The team even recently received training from local doctors on how to respond to a stroke or heart attack on the mountain.

Sara Jayne Rademacher sweeps the medical area used by the Eldora Ski Patrol at the resort near Nederland in November.

Short said her experience on ski patrol is comparable to her work in emergency rooms, but the latter is in more extreme conditions and with fewer resources.

In steep, forested terrain, in the freezing cold, with high winds, patrol members must be able to properly intubate someone’s trachea to maintain an open airway, administer CPR, bandage lacerations, stabilize neck injuries, splint broken bones and diagnose various head or cardiovascular injuries, all before safely transporting an injured skier or snowboarder down the mountain on a 200-pound toboggan.

Once at the bottom, the ski patrol can administer oxygen, use a defibrillator and employ other advanced life support practices.

“It wears you out both physically and emotionally, ” Short said. “But it also makes us come together as a team. I feel much closer to the people I work with here than those I worked with in the ER.”

Of course, the ski patrol is responsible for more than just patient care. There are five specialized teams on the mountain each day, and while every patrol member must be proficient in all aspects of the jobs, each year eight are chosen to specialize in lift evacuations, medical procedures, accident investigation, equipment and snow safety.

In between calls, ski patrol members also maintain the trails and signage, as well as determine when to open runs to the public, which can include avalanche mitigation work.

Those responsibilities are all magnified as Eldora improves its infrastructure and becomes a popular alternative for those attempting to avoid traffic on Interstate 70 that leads to other ski areas.

While the mountain resort would not release its increase in the number of skier days each year, as most resorts don’t, Sam Bass, a spokesman for Eldora, said the new high-speed six-person chair, Alpenglow, increases capacity by 20%. Eldora also plans to open 62 new acres of terrain in an area known as the Jolly Jug in the next few years.

“We’ve definitely seen huge change at the resort, it’s not the same sleepy Eldora it used to be,” Brock said. “But for us, it’s business as usual. We have high standards so the training never stops.”

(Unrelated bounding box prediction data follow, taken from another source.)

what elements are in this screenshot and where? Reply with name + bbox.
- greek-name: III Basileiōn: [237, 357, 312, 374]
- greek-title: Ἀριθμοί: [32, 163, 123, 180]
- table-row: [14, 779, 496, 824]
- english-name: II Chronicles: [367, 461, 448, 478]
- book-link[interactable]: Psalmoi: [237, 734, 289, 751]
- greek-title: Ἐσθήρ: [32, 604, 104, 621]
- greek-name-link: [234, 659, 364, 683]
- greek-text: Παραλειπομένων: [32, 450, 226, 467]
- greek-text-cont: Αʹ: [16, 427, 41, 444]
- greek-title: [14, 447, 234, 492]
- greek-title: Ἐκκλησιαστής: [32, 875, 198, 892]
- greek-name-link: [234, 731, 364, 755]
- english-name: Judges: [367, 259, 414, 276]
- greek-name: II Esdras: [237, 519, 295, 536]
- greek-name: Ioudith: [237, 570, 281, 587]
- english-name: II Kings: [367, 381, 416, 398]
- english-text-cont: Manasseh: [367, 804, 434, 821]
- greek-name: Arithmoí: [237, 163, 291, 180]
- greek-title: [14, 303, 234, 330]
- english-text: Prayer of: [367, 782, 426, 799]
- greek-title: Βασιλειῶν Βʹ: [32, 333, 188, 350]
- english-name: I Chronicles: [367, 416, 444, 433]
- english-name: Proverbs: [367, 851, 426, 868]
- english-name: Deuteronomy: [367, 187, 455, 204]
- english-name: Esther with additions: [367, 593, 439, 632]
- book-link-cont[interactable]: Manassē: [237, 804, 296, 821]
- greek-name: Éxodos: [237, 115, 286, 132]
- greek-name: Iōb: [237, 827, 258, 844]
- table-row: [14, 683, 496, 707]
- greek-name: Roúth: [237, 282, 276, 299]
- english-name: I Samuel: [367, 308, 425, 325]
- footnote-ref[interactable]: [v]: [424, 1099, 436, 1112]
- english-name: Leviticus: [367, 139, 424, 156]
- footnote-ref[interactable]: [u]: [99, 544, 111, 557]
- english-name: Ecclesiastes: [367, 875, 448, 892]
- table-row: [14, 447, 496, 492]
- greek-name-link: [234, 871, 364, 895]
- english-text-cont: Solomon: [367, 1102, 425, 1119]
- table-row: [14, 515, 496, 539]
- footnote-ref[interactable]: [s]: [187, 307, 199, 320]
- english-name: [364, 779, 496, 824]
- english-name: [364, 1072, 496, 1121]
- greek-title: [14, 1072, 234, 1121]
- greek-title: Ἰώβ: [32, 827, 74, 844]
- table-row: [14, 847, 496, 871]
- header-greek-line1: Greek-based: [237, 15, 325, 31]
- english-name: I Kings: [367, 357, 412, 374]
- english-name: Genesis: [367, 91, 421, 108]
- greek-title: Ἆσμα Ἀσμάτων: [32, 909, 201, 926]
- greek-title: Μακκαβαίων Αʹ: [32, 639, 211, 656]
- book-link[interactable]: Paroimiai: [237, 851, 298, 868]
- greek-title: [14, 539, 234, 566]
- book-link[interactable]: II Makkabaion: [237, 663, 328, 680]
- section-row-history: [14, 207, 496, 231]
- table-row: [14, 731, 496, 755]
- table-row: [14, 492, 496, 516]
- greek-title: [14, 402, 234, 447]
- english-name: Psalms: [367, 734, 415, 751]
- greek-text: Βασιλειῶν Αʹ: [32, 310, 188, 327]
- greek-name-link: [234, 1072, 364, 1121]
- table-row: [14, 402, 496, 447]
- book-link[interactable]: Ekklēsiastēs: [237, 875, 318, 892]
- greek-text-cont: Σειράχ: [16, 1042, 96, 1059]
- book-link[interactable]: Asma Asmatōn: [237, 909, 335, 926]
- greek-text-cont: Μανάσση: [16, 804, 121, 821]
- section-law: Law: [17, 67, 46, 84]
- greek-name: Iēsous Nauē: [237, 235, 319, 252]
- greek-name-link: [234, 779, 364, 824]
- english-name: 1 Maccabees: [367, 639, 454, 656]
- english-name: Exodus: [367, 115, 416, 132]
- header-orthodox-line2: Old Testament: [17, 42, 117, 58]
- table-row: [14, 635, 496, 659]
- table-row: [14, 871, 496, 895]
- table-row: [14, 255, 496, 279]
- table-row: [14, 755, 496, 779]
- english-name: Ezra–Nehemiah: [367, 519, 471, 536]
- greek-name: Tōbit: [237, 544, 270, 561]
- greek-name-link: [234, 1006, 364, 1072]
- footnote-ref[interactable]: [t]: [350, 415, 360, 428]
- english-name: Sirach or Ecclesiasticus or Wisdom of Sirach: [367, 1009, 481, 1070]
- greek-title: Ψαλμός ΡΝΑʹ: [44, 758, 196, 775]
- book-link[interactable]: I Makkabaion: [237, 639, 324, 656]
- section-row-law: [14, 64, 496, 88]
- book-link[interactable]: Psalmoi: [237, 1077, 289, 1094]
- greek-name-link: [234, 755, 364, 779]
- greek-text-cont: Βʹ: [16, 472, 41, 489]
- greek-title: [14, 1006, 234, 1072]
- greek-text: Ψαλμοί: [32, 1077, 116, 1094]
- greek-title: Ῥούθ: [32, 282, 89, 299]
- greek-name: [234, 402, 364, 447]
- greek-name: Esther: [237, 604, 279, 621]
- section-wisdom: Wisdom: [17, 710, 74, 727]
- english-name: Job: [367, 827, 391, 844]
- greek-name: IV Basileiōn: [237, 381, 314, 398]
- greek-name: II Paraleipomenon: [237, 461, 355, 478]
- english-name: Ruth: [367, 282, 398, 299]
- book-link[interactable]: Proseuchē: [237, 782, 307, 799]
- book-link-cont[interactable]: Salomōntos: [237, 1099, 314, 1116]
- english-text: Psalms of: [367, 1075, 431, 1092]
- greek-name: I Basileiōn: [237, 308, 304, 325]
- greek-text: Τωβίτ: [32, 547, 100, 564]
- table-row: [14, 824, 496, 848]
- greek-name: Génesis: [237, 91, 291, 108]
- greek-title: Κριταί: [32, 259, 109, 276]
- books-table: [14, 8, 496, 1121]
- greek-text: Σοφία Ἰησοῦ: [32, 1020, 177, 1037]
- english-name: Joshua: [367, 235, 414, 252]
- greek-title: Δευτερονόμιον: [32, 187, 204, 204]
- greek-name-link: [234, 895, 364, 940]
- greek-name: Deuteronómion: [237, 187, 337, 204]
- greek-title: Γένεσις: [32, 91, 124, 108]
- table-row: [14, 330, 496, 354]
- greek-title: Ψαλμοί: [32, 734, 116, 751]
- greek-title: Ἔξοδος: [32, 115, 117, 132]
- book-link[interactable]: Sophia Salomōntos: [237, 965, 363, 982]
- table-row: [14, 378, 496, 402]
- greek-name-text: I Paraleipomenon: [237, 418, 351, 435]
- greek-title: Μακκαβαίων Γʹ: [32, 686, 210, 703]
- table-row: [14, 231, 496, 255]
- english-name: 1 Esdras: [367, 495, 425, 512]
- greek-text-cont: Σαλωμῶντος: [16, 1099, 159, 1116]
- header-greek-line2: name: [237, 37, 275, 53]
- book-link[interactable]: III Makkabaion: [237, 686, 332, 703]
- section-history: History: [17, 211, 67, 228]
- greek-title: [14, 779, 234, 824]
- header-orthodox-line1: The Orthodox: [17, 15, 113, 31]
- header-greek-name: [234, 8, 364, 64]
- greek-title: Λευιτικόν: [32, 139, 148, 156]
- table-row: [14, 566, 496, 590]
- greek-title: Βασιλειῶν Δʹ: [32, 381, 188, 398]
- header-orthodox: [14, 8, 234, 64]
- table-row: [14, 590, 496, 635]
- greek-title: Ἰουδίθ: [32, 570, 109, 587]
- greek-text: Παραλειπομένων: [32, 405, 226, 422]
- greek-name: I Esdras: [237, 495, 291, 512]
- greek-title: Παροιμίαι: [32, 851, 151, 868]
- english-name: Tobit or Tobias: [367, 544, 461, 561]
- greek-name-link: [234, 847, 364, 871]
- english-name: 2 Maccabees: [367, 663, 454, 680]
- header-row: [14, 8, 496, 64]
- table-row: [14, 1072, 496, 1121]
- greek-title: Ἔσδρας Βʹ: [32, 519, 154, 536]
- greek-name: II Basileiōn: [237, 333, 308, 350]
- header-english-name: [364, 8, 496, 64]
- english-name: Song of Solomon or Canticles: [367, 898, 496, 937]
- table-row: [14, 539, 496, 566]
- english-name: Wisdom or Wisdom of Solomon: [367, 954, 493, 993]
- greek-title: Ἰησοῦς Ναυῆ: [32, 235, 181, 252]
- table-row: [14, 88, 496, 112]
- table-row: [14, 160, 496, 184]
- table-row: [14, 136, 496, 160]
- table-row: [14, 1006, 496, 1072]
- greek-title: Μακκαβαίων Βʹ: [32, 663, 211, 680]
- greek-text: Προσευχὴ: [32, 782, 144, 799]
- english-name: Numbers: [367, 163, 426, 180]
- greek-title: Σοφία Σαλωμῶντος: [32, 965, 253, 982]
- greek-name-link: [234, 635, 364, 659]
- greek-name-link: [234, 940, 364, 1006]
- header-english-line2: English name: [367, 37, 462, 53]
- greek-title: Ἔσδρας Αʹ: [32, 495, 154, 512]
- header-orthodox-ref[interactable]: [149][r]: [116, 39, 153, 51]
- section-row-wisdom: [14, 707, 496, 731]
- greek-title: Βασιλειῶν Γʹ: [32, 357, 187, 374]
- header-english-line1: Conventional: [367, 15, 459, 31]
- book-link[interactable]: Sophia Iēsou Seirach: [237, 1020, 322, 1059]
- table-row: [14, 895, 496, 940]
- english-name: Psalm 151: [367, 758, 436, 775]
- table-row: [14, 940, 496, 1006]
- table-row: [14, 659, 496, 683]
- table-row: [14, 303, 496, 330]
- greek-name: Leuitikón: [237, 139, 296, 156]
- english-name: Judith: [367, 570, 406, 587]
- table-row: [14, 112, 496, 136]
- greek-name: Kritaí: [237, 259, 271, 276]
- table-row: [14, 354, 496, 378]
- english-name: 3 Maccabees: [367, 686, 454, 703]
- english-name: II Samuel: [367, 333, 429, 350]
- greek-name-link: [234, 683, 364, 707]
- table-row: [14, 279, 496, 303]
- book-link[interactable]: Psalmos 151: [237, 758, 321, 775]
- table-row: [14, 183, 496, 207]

Not only is each ski patrol member required to pass the National Ski Patrol’s Outdoor Emergency Care Course, or be certified as either an EMT or paramedic, rookies also must prove their abilities over an entire year before officially becoming a ski patroller . They spend that first year completing less technical work, such as maintaining signage, but leave other advanced, including medical care, to more experienced patrollers. Seasoned members also must pass refresher courses each November as they prepare to open the mountain.

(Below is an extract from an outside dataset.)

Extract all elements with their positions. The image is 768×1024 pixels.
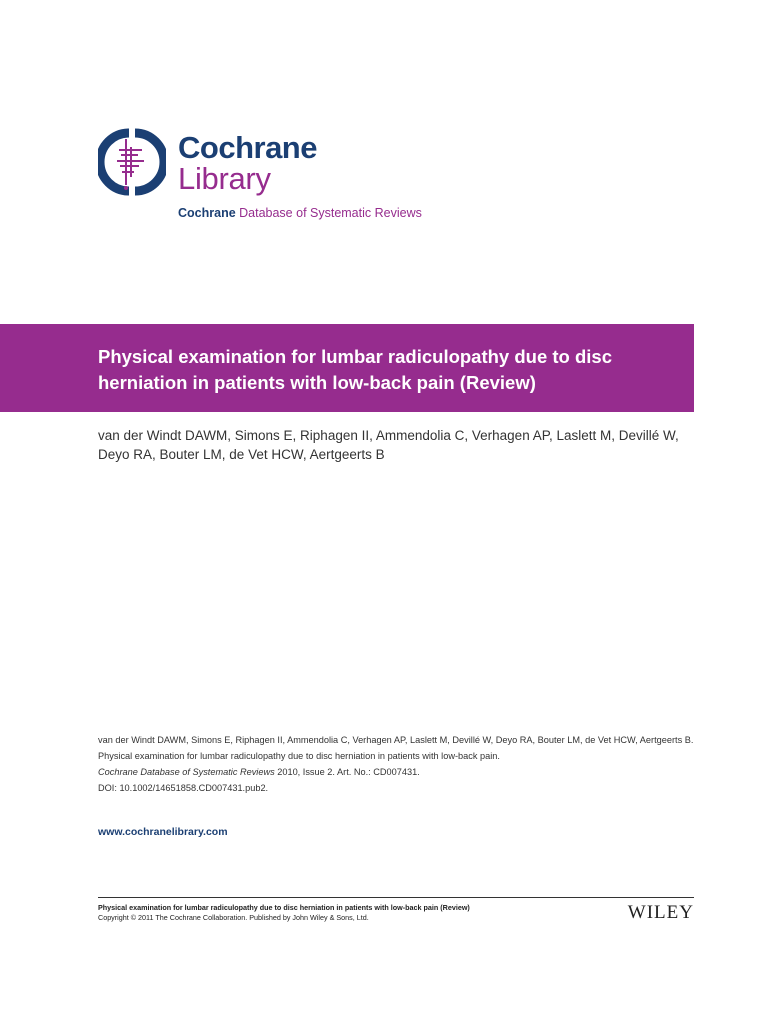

Tanya Kayler, center, leads the Eldora ski patrol team in stretching at the beginning of a shift in November at the resort near Nederland.

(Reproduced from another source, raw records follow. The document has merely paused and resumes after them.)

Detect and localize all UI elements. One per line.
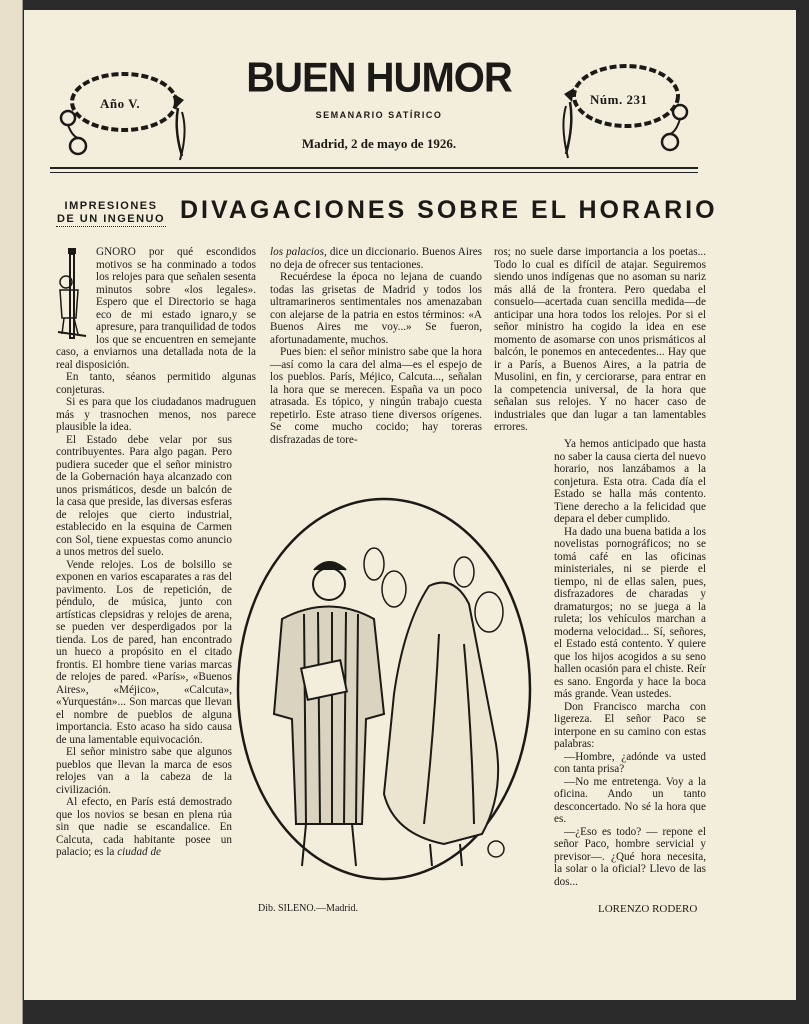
header-rule-thin: [50, 172, 698, 173]
artist-monogram-icon: [488, 841, 504, 857]
dateline: Madrid, 2 de mayo de 1926.: [301, 136, 457, 151]
article-column-2: [270, 246, 482, 446]
paragraph: [56, 559, 232, 747]
paragraph: Ya hemos anticipado que hasta no saber la causa cierta del nuevo horario, nos lanzábamos a la conjetura. Esta otra. Cada día el Estado se halla más contento. Tiene derecho a la felicidad que depara el deber cumplido.: [554, 438, 706, 525]
article-headline: DIVAGACIONES SOBRE EL HORARIO: [180, 196, 718, 224]
paragraph: Don Francisco marcha con ligereza. El señor Paco se interpone en su camino con estas palabras:: [554, 700, 706, 750]
article-column-3: [494, 246, 706, 434]
ornament-frame-icon: [554, 54, 694, 164]
article-column-3-continued: [554, 438, 706, 888]
paragraph: [56, 796, 232, 859]
year-ornament: [54, 60, 194, 170]
kicker-line: IMPRESIONES: [64, 200, 158, 212]
illustration-credit: Dib. SILENO.—Madrid.: [258, 903, 358, 914]
paragraph: —¿Eso es todo? — repone el señor Paco, hombre servicial y previsor—. ¿Qué hora necesita, la solar o la oficial? Llevo de las dos...: [554, 825, 706, 888]
paragraph-text: dice un diccionario. Buenos Aires no deja de ofrecer sus tentaciones.: [270, 246, 483, 271]
cartoon-illustration: [234, 494, 534, 884]
paragraph-text: Al efecto, en París está demostrado que los novios se besan en plena rúa sin que nadie se escandalice. En Calcuta, cada habitante posee un palacio; es la: [56, 796, 232, 858]
dropcap-illustration-icon: [56, 246, 92, 342]
paragraph: Si es para que los ciudadanos madruguen más y trasnochen menos, nos parece plausible la idea.: [56, 396, 256, 433]
paragraph: Recuérdese la época no lejana de cuando todas las grisetas de Madrid y todos los ultramarineros sentimentales nos amenazaban con alejarse de la patria en estos términos: «A Buenos Aires me voy...» Se fueron, afortunadamente, muchos.: [270, 271, 482, 346]
masthead-title: BUEN HUMOR: [246, 54, 512, 102]
article-column-1: [56, 246, 256, 859]
paragraph: [56, 434, 232, 559]
masthead-subtitle: SEMANARIO SATÍRICO: [315, 110, 443, 120]
paragraph: [270, 246, 482, 271]
kicker-line: DE UN INGENUO: [56, 213, 166, 225]
italic-text: ciudad de: [117, 846, 162, 858]
article-author: LORENZO RODERO: [598, 903, 698, 915]
issue-number: Núm. 231: [590, 92, 648, 107]
paragraph-text: Vende relojes. Los de bolsillo se exponen en varios escaparates a ras del pavimento. Los de repetición, de péndulo, de música, junto con artísticas clepsidras y relojes de arena, se pueden ver desperdigados por la tienda. Los de pared, han encontrado un hueco a propósito en el citado frontis. El hombre tiene varias marcas de relojes de pared. «París», «Buenos Aires», «Méjico», «Calcuta», «Yurquestán»... Son marcas que llevan el nombre de pueblos de alguna importancia. Esto acaso ha sido causa de una lamentable equivocación.: [56, 558, 232, 746]
italic-text: los palacios,: [270, 246, 327, 258]
paragraph: GNORO por qué escondidos motivos se ha conminado a todos los relojes para que señalen sesenta minutos sobre «los legales». Espero que el Directorio se haga eco de mi estado ignaro,y se apresure, para tranquilidad de todos los que se encuentren en semejante caso, a enviarnos una detallada nota de la real disposición.: [56, 246, 256, 371]
year-label: Año V.: [100, 96, 141, 111]
number-ornament: [554, 54, 694, 164]
paragraph-text: El señor ministro sabe que algunos pueblos que llevan la marca de esos relojes van a la cabeza de la civilización.: [56, 746, 232, 796]
paragraph: En tanto, séanos permitido algunas conjeturas.: [56, 371, 256, 396]
paragraph: —Hombre, ¿adónde va usted con tanta prisa?: [554, 750, 706, 775]
paragraph: Ha dado una buena batida a los novelistas pornográficos; no se tomá café en las oficinas ministeriales, ni se pierde el tiempo, ni de ellas salen, pues, disfrazadores de charadas y dramaturgos; no se juega a la ruleta; los vehículos marchan a moderna velocidad... Sí, señores, el Estado está contento. Y quiere que los hijos acogidos a su seno hallen ocasión para el chiste. Reír es sano. Engorda y hace la boca más grande. Vean ustedes.: [554, 525, 706, 700]
binding-spine: [0, 0, 23, 1024]
paragraph: [56, 746, 232, 796]
paragraph-text: El Estado debe velar por sus contribuyentes. Para algo pagan. Pero pudiera suceder que el señor ministro de la Gobernación haya alcanzado con unos prismáticos, desde un balcón de la casa que preside, las diversas esferas de relojes que cierto industrial, establecido en la esquina de Carmen con Sol, tiene expuestas como anuncio a unos metros del suelo.: [56, 433, 232, 558]
article-kicker: [56, 200, 166, 227]
paragraph: Pues bien: el señor ministro sabe que la hora—así como la cara del alma—es el espejo de los pueblos. París, Méjico, Calcuta..., señalan la hora que se merecen. España va un poco atrasada. Es tópico, y ningún trabajo cuesta repetirlo. Este atraso tiene diversos orígenes. Se come mucho cocido; hay toreras disfrazadas de tore-: [270, 346, 482, 446]
paragraph: ros; no suele darse importancia a los poetas... Todo lo cual es difícil de atajar. Seguiremos siendo unos indígenas que no asoman su nariz más allá de la frontera. Pero quedaba el consuelo—acertada cuan sencilla medida—de anticipar una hora todos los relojes. Por si el señor ministro ha cogido la idea en ese momento de asomarse con unos prismáticos al balcón, le ponemos en antecedentes... Hay que ir a París, a Buenos Aires, a la patria de Musolini, en fin, y cerciorarse, para entrar en la competencia universal, de la hora que señalan sus relojes. Y no hacer caso de industriales que dan lugar a tan lamentables errores.: [494, 246, 706, 433]
paragraph: —No me entretenga. Voy a la oficina. Ando un tanto desconcertado. No sé la hora que es.: [554, 775, 706, 825]
ornament-frame-icon: [54, 60, 194, 170]
newspaper-page: [24, 10, 796, 1000]
header-rule: [50, 167, 698, 169]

To keep everything running smoothly, one member gets to the mountain at 5 a.m. to check weather and snow conditions before the rest of the 11 to 14 other team members for the day come in and begin setting up for guests’ arrival.

When a big snowstorm rolls through, the entire team comes in at 5 a.m. and breaks off into groups to mitigate steep sections of the mountain for avalanches, including side cutting precarious slopes and, in some cases, laying explosive charges to test the snow’s stability.

During the early season, they even stomp down trouble spots to compact the snow and create a solid base for the next storms.

In the early season, patrol members spend their time between calls testing closed runs and making sure all man-made equipment, like lift poles and snow making equipment, is padded and marked Any spare time is spent training.

To mitigate burnout, Eldora is looking to start a stress injury and resilience program that focuses on the mental health side of patient care and helps members not only keep injured skiers calm and collected, but also themselves.

The mountain also is creating an eight-person mountain safety team to increase people’s awareness about safety protocols as the mountain gets busier.

“Our team is amazing,” Brock said. “The men and women who come in here every day deserve all the credit. All of this wouldn’t be possible without them.”